Overall, we project a modest 5% value growth for Indonesia’s FMCG industry this year compared to 2023, in alignment with the expected GDP increase – assuming status quo in the market’s economic condition. Growth across sectors is likely to be slower in 2024 – in particular Pantry Essentials – except for Baby Care, which is projected to fare slightly better.
Due to economic pressures across all cohorts, shoppers need to rationalise their spending. This means manufacturers must emphasise the value for money of their products to better compete in today’s market, which includes offering affordability, or justifying the price through strong propositions.
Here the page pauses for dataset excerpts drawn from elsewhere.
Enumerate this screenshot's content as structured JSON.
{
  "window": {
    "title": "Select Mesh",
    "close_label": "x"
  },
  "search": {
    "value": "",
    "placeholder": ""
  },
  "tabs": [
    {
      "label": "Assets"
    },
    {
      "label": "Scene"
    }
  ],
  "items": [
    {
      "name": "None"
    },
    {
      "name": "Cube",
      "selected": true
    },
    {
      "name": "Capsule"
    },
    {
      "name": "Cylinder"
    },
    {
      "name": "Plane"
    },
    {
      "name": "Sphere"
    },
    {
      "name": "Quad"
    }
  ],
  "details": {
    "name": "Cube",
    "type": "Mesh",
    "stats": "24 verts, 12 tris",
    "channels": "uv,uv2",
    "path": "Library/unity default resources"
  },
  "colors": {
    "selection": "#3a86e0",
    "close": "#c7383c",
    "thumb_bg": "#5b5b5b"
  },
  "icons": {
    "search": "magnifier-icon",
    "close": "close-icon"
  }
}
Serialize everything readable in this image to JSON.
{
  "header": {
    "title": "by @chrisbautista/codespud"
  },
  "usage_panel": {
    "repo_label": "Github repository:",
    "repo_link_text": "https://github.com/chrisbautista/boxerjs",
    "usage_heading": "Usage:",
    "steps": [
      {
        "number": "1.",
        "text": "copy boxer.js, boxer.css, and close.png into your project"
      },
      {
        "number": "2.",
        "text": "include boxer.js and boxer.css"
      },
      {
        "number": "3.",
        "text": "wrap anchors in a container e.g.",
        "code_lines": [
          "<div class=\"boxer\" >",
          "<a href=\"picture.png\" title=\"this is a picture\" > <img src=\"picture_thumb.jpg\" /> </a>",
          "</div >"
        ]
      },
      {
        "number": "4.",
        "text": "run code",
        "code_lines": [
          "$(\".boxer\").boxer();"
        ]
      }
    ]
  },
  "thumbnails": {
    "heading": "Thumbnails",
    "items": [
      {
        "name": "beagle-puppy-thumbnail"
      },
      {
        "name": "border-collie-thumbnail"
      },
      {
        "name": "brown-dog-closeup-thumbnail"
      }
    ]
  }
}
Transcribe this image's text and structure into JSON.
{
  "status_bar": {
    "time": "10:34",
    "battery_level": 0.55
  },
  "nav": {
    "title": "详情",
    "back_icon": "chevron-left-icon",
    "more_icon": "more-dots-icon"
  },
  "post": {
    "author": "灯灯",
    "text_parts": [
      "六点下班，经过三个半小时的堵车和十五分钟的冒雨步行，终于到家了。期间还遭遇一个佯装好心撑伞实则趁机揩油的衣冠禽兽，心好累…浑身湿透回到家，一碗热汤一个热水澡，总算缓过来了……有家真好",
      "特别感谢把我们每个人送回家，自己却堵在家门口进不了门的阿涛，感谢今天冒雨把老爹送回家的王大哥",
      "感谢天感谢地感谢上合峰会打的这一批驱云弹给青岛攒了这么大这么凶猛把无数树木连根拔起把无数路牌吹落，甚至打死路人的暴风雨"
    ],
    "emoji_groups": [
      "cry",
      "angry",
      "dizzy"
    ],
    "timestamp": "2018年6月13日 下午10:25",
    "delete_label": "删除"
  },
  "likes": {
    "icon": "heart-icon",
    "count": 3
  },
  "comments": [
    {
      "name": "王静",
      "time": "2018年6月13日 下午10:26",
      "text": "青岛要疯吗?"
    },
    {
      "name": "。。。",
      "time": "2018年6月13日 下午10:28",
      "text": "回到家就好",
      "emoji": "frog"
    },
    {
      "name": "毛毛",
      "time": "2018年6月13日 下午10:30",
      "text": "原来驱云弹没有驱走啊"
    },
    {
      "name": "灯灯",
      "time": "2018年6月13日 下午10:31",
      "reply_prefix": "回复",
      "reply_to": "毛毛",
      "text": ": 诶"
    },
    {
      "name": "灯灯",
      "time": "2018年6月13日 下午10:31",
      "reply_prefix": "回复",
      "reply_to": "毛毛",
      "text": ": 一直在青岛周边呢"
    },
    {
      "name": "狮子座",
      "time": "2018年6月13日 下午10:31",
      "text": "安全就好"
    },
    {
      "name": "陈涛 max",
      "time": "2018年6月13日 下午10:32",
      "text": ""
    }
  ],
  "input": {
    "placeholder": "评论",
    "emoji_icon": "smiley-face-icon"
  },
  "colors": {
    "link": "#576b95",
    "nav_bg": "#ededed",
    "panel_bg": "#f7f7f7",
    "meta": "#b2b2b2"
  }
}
For out-of-home consumption, the opportunity lies in the return of mobility following the pandemic, and the higher need for practicality and availability. Consumers are exhibiting impulse purchase behaviour, making it important for brands to be present mentally in the moment, and physically in the store.
The younger generations hold strong growth potential in today’s market, due to their desire to explore new purchases that will help them achieve a better quality of life for themselves and their families. Securing future shoppers’ interest today through understanding their media preferences will help to unlock growth in the long run.